He decided he would use the massive IMAX screen for something other than a nature film. He wanted the world to have an eight-story movie about one of his heroes: Michael Jordan.
Three years later, the results of that epiphany arrive in IMAX theaters around the country this weekend - an extremely close-up celebration of the world's most famous athlete, called Michael Jordan to the Max.
If it's successful, you can expect fewer IMAX movies about natural wonders and more about sports and other fast-moving human dramas. Think Super Bowls instead of supernovas.
"I don't think there's any other way that Michael Jordan should be shown," said Kempf, 33, who with his 29-year-old brother, Steve, formed a company called Giant Screen Sports. "Very few people have had the opportunity to see Michael Jordan that close."
The Kempfs are already working on their next IMAX projects, including films about Wayne Gretzky and World Cup soccer.
IMAX theaters' giant screens fill viewers' peripheral vision, immersing them in a setting.
In the Jordan movie, the effect puts the audience on the basketball court with 20,000 fans clamoring all around. Slow-motion footage gives the viewers a sense of Jordan's artistry and time to examine rivulets of sweat on his body and the pained expressions on his opponents' faces.
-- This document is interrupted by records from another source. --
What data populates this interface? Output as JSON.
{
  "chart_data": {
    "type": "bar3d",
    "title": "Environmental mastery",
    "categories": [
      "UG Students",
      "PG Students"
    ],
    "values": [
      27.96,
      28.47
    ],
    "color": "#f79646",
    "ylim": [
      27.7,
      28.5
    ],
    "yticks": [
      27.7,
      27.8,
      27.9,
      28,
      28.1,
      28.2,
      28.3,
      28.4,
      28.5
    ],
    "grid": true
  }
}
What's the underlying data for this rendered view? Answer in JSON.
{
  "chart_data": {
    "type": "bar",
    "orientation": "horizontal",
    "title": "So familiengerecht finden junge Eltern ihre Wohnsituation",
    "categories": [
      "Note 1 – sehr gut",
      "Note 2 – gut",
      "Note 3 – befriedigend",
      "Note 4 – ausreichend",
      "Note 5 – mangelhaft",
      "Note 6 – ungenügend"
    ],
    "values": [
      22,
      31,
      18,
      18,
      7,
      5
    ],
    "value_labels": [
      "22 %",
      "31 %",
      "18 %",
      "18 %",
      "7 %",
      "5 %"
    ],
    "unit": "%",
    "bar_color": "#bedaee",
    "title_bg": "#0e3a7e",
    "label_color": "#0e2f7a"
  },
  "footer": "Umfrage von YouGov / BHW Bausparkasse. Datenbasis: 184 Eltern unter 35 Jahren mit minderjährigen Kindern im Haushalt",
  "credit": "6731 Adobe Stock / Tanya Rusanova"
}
After the invention of IMAX technology more than 30 years ago, IMAX theaters were mostly in museums or amusement parks, and they tended to explore natural subjects, such as the wonder of flight and African elephants.
But around the time the Kempf brothers were putting together their Jordan idea, IMAX Corp. which makes the projection and sound systems and distributes many IMAX films was expanding, signing deals with commercial theater chains. There are more than 200 IMAX theaters worldwide, 130 of them in the United States.
The company, based in the Toronto suburbs, posted record profits for the fourth quarter last year; 1999 revenue was $203 million. The company also landed its first feature-length film, Disney's Fantasia 2000, which has taken in $64 million worldwide.
With that in mind, the makers of Michael Jordan to the Max believe they have hit on a winning formula. It cost just $7.2 million to make.
The Kempf brothers hooked up with director Jim Stern, whose first feature film, All the Rage, also comes out this spring. Stern happens to be a part owner of the Chicago Bulls, which helped the filmmakers get Jordan to participate. Jordan's agent and NBA Entertainment also signed on as producers.
The film follows Jordan through his final performance - the 1998 NBA playoffs, when he led his aging Bulls team to its sixth championship.
But with non-IMAX old footage ad the narration of actor Laurence Fishburne, the film also slows down to recount Jordan's life story, from his initial failure to make his high school team, through his father's murder and his short-lived baseball career to his finals-winning shot in '98.
Capturing fast-paced sports footage courtside presented some challenges not faced by IMAX filmmakers on savannahs or above volcanoes.
IMAX cameras weigh about 100 pounds and are bulky - Stern jokes that they "look like they could pitch batting practice." Also, the cameras can handle only three minutes of film at a time, and it takes about four minutes to change rolls.
That forced the filmmakers to roll spare cameras at all times, so as not to miss any action. They ended up shooting a half-million feet of film, enough for 30 hours. The finished film runs just 45 minutes.
Rich Gelfond, one of the two IMAX chairmen and chief executives who bought the company in 1994 and have led its recent expansion, said the company is closely watching the success of the Jordan movie. IMAX might even be able to show live sports events someday, he said.
He also noted that two of the format's biggest stars this year have been Mickey Mouse and Michael Jordan. "Ten years ago," he quipped, "the stars of IMAX movies were beavers."